Lee Child and the Macho of Minimalism


Todd Heisler/The New York Times

The author Lee Child makes his home in a Manhattan condominium where white predominates. 

To hear Lee Child tell it, the whole thing began well over half a century ago with a picture book.


“It was part of a series, but the only one in our library was ‘My Home in America,’ ” said Mr. Child, 58, the British-born author of nearly 20 best-selling thrillers centered on an idiosyncratic ex-military cop who answers to Jack Reacher (when he answers at all). “On each page there was a picture of a stereotypical residence like a prairie farmhouse, a California bungalow, a New England saltbox.
“But the only picture that was drawn from the inside of the house looking out was Manhattan,” Mr. Child added. “It had this apple-cheeked little boy sitting on a low windowsill looking out at the cityscape at night. And there were all the iconic buildings to anchor the message: This is New York. And I just felt, ‘I am that boy; I have to be there.’ ”
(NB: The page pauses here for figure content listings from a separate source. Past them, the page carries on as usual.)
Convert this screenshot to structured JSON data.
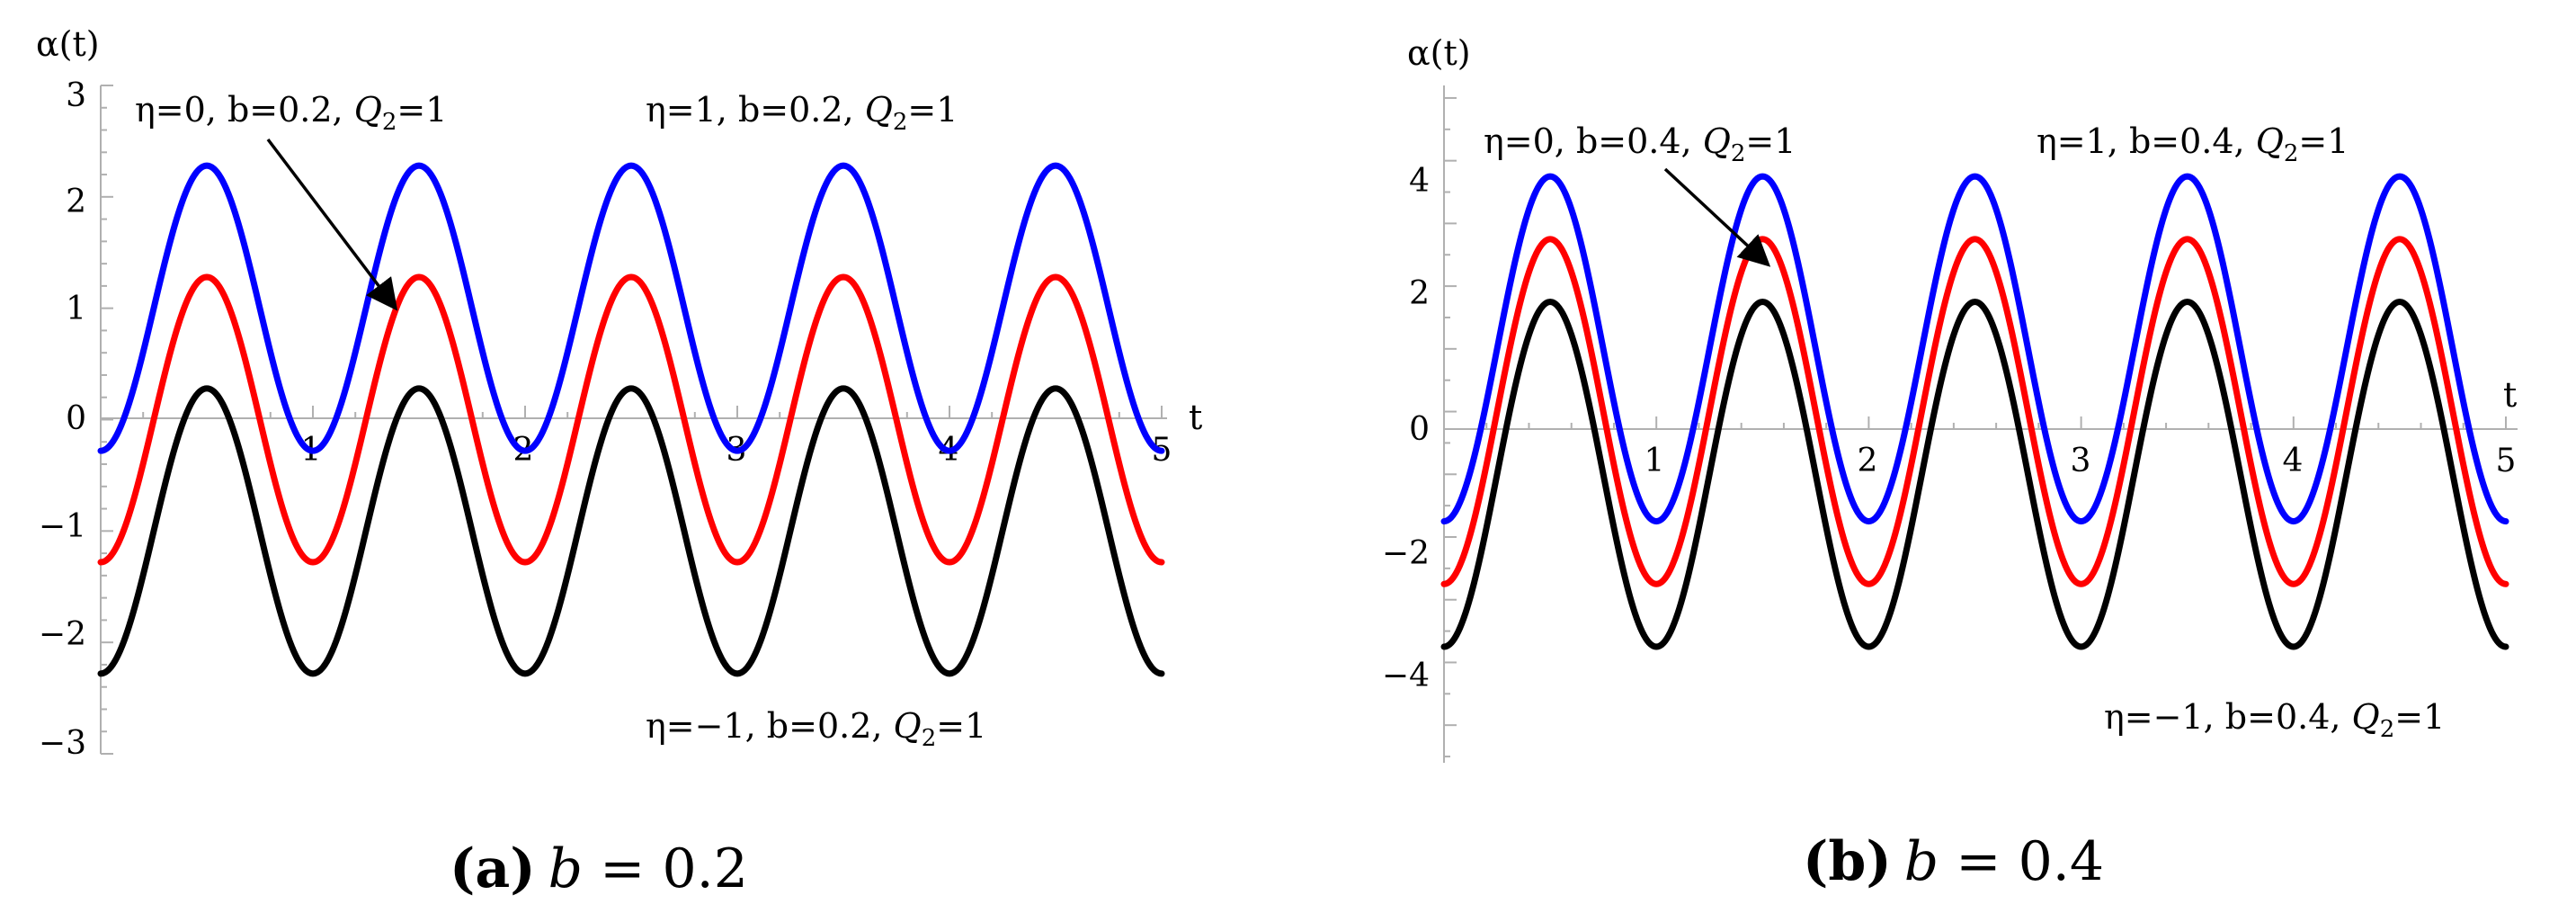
{
  "chart_data": [
    {
      "type": "line",
      "panel": "a",
      "caption": {
        "label": "(a)",
        "text": "b = 0.2"
      },
      "xlabel": "t",
      "ylabel": "α(t)",
      "xlim": [
        0,
        5
      ],
      "ylim": [
        -3,
        3
      ],
      "xticks": [
        "1",
        "2",
        "3",
        "4",
        "5"
      ],
      "yticks": [
        "3",
        "2",
        "1",
        "0",
        "−1",
        "−2",
        "−3"
      ],
      "b": 0.2,
      "x": [
        0,
        0.5,
        1,
        1.5,
        2,
        2.5,
        3,
        3.5,
        4,
        4.5,
        5
      ],
      "series": [
        {
          "name": "η=1, b=0.2, Q2=1",
          "color": "#0000ff",
          "values": [
            -0.28,
            2.28,
            -0.28,
            2.28,
            -0.28,
            2.28,
            -0.28,
            2.28,
            -0.28,
            2.28,
            -0.28
          ]
        },
        {
          "name": "η=0, b=0.2, Q2=1",
          "color": "#ff0000",
          "values": [
            -1.28,
            1.28,
            -1.28,
            1.28,
            -1.28,
            1.28,
            -1.28,
            1.28,
            -1.28,
            1.28,
            -1.28
          ]
        },
        {
          "name": "η=−1, b=0.2, Q2=1",
          "color": "#000000",
          "values": [
            -2.28,
            0.28,
            -2.28,
            0.28,
            -2.28,
            0.28,
            -2.28,
            0.28,
            -2.28,
            0.28,
            -2.28
          ]
        }
      ],
      "annotations": {
        "eta0": {
          "pre": "η=0, b=0.2, ",
          "q": "Q",
          "sub": "2",
          "post": "=1"
        },
        "eta1": {
          "pre": "η=1, b=0.2, ",
          "q": "Q",
          "sub": "2",
          "post": "=1"
        },
        "etam1": {
          "pre": "η=−1, b=0.2, ",
          "q": "Q",
          "sub": "2",
          "post": "=1"
        }
      },
      "arrow": {
        "from_label": "η=0, b=0.2, Q2=1",
        "points_to": [
          1.42,
          1.0
        ]
      }
    },
    {
      "type": "line",
      "panel": "b",
      "caption": {
        "label": "(b)",
        "text": "b = 0.4"
      },
      "xlabel": "t",
      "ylabel": "α(t)",
      "xlim": [
        0,
        5
      ],
      "ylim": [
        -5.6,
        5.2
      ],
      "xticks": [
        "1",
        "2",
        "3",
        "4",
        "5"
      ],
      "yticks": [
        "4",
        "2",
        "0",
        "−2",
        "−4"
      ],
      "b": 0.4,
      "x": [
        0,
        0.5,
        1,
        1.5,
        2,
        2.5,
        3,
        3.5,
        4,
        4.5,
        5
      ],
      "series": [
        {
          "name": "η=1, b=0.4, Q2=1",
          "color": "#0000ff",
          "values": [
            -1.5,
            3.75,
            -1.75,
            3.75,
            -1.75,
            3.75,
            -1.75,
            3.75,
            -1.75,
            3.75,
            -1.5
          ]
        },
        {
          "name": "η=0, b=0.4, Q2=1",
          "color": "#ff0000",
          "values": [
            -2.5,
            2.75,
            -2.75,
            2.75,
            -2.75,
            2.75,
            -2.75,
            2.75,
            -2.75,
            2.75,
            -2.5
          ]
        },
        {
          "name": "η=−1, b=0.4, Q2=1",
          "color": "#000000",
          "values": [
            -3.5,
            1.75,
            -3.75,
            1.75,
            -3.75,
            1.75,
            -3.75,
            1.75,
            -3.75,
            1.75,
            -3.5
          ]
        }
      ],
      "annotations": {
        "eta0": {
          "pre": "η=0, b=0.4, ",
          "q": "Q",
          "sub": "2",
          "post": "=1"
        },
        "eta1": {
          "pre": "η=1, b=0.4, ",
          "q": "Q",
          "sub": "2",
          "post": "=1"
        },
        "etam1": {
          "pre": "η=−1, b=0.4, ",
          "q": "Q",
          "sub": "2",
          "post": "=1"
        }
      },
      "arrow": {
        "from_label": "η=0, b=0.4, Q2=1",
        "points_to": [
          1.5,
          2.75
        ]
      }
    }
  ]
}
And so he is, on the 25th floor of a condominium in the Flatiron district. From the windows that run the length of the 1,000-square-foot space — a two-bedroom apartment turned into a one-bedroom — Mr. Child can see the Empire State Building, the Chrysler Building and the Metropolitan Life Tower.

“My building is in many ways undistinguished,” he said. “It’s like a dorm. There are a lot of first-year Wall Streeters, post-graddy types around, dudes with backward baseball caps going to get their pizza. It gives the place a slightly tiresome youthful air. But all those images in that picture book — now I’m looking at them for real. I just love the view.”